Monday, 25 July 2011

Evenings are dark again!

Here's one more short post, and a warning that I'm on holiday for one week beginning Friday, so my next post may end up being scheduled and therefore old news.

I shall be here in a week. Expect numerous photographs, of nowhere near this artistic quality.
I've actually made decent progress with the game - I'm now at 6.5K lines of Java code, which to be fair doesn't sound like much, but does represent significant progress. By comparison, Unreal Engine + Editor is reportedly over 1.4M lines, Source SDK at 780K, Quake 3 at 310K, and the Crysis SDK at 280K lines. In any case, judging a program by the number of lines of code is like judging an aircraft by its weight [quote shamelessly paraphrased from Bill Gates]. I'm aiming to have a working renderer with terrain, water, models and UI working in "real" space within the week - which should be achievable. One significant annoyance for me is that OpenGL intentionally doesn't have any native way of handling fonts - which is going to add a significant amount of code (unless I cheat, and just bake every bit of text into images, which isn't possible for stuff like resource count).

Once I've got the renderer up and running, the rest of the engine is actually much less complex in terms of the maths, and doesn't have to be nearly as efficient or fast.
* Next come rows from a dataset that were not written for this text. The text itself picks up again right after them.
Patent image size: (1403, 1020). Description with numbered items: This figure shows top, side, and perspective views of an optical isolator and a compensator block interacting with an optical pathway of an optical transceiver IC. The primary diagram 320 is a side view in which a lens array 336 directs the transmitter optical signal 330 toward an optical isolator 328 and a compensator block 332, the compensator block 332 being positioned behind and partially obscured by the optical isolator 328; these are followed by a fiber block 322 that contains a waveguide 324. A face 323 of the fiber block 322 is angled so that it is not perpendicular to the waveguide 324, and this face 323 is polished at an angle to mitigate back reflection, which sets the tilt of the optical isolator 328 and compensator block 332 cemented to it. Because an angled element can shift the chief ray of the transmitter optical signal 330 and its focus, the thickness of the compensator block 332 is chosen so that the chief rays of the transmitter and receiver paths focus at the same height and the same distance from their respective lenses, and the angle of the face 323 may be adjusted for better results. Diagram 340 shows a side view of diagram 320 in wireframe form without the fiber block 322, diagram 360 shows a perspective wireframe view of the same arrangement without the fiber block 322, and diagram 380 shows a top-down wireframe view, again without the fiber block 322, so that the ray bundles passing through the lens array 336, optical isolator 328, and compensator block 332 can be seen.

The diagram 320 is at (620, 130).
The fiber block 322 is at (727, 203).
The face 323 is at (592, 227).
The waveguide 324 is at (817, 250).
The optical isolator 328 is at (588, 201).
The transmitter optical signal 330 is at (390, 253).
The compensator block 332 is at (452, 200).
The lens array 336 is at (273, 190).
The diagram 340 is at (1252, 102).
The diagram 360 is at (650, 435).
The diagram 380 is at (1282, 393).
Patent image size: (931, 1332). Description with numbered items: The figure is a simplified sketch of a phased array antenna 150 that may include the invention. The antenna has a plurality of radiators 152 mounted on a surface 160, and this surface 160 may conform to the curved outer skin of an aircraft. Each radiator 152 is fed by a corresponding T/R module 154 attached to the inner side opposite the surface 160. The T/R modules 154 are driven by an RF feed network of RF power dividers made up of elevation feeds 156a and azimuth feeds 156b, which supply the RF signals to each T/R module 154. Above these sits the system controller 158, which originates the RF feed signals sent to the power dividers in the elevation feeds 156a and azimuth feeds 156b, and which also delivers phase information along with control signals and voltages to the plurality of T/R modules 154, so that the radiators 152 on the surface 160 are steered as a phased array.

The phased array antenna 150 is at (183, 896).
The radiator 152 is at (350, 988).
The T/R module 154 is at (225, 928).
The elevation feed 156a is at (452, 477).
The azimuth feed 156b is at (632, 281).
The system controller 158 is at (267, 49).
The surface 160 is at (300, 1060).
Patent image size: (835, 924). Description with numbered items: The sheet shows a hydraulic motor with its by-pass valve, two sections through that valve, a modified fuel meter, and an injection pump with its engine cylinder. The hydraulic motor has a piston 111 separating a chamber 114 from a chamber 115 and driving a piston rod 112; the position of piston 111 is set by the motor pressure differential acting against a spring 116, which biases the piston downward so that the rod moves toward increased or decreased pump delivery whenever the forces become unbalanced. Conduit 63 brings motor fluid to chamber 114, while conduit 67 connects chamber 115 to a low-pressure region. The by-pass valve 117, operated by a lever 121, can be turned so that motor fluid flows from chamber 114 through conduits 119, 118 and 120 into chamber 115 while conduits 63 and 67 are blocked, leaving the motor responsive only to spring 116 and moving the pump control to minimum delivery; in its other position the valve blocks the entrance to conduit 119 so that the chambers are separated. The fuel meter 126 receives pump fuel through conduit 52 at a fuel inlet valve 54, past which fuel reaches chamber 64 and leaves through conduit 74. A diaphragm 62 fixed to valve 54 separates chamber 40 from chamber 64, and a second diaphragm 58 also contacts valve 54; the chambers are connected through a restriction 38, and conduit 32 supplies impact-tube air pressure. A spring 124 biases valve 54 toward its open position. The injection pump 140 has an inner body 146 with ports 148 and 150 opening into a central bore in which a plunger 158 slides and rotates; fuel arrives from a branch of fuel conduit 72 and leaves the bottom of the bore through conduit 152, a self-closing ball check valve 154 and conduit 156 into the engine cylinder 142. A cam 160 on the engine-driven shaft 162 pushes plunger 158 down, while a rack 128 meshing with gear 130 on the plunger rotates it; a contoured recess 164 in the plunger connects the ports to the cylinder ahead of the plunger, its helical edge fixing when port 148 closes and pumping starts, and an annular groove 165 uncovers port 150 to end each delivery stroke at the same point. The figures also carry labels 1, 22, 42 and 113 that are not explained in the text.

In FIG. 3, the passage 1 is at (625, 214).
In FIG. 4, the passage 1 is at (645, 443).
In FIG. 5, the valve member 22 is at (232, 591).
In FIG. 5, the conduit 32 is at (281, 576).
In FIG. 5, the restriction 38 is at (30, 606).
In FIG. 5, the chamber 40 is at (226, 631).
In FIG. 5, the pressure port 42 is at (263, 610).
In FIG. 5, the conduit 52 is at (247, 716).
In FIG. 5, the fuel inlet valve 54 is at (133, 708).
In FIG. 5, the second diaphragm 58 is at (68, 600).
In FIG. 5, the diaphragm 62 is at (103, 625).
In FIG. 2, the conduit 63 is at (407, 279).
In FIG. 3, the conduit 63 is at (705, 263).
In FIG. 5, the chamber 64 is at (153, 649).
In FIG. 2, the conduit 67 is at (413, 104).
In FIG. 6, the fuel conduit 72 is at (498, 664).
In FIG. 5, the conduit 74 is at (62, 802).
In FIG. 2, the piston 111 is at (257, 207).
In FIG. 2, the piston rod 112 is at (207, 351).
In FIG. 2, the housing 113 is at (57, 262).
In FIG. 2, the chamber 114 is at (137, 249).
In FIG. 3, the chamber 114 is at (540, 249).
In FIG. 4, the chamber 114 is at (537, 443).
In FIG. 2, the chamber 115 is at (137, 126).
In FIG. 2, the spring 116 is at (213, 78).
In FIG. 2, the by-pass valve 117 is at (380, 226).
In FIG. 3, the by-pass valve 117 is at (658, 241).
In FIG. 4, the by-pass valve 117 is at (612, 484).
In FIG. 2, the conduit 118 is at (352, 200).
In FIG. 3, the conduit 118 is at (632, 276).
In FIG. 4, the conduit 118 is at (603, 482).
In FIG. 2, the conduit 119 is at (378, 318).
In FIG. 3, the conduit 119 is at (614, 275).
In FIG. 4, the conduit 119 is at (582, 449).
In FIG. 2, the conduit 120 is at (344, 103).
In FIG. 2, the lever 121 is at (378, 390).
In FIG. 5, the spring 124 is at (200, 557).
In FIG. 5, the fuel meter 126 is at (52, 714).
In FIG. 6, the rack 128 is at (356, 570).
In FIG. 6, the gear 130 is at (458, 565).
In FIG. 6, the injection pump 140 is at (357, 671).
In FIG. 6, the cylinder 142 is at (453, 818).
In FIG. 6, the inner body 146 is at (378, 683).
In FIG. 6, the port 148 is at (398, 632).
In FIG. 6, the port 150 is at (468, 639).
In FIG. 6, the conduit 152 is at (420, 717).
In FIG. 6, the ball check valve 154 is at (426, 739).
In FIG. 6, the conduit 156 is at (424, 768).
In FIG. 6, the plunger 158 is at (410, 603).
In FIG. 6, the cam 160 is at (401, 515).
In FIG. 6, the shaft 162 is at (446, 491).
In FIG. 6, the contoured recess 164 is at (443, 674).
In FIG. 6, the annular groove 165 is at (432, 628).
Keeping everything in sync across a network isn't too bad as long as you aren't doing any prediction (for those who are interested, there's a very impressive explanation of how games like Counter-Strike predict movement over in the Valve wiki or for the older Quake here) From there all I need to know in terms of engine is skeletal animation (I could probably implement it now, but don't fully understand it - there's some maths we simply haven't covered - Quaternions - from what I understand, essentially multi-dimensional imaginary numbers - the extension of an Argand diagram into 3 or 4 dimensional space - too many hyphens - I think not!). After that the client needs sound, encryption and streaming of textures/file manager, and then is finished.  Server-side requires a file server, gameplay logic, account manager and AI (PvP would of course solve this, but it's worth having very basic AI to help the game start and get people acquainted with controls and basic gameplay). From there, my job is level design tools. supporting the artists and gameplay, and the website/backend.

Ambitious? Yes. Achievable? Let's find out, shall we?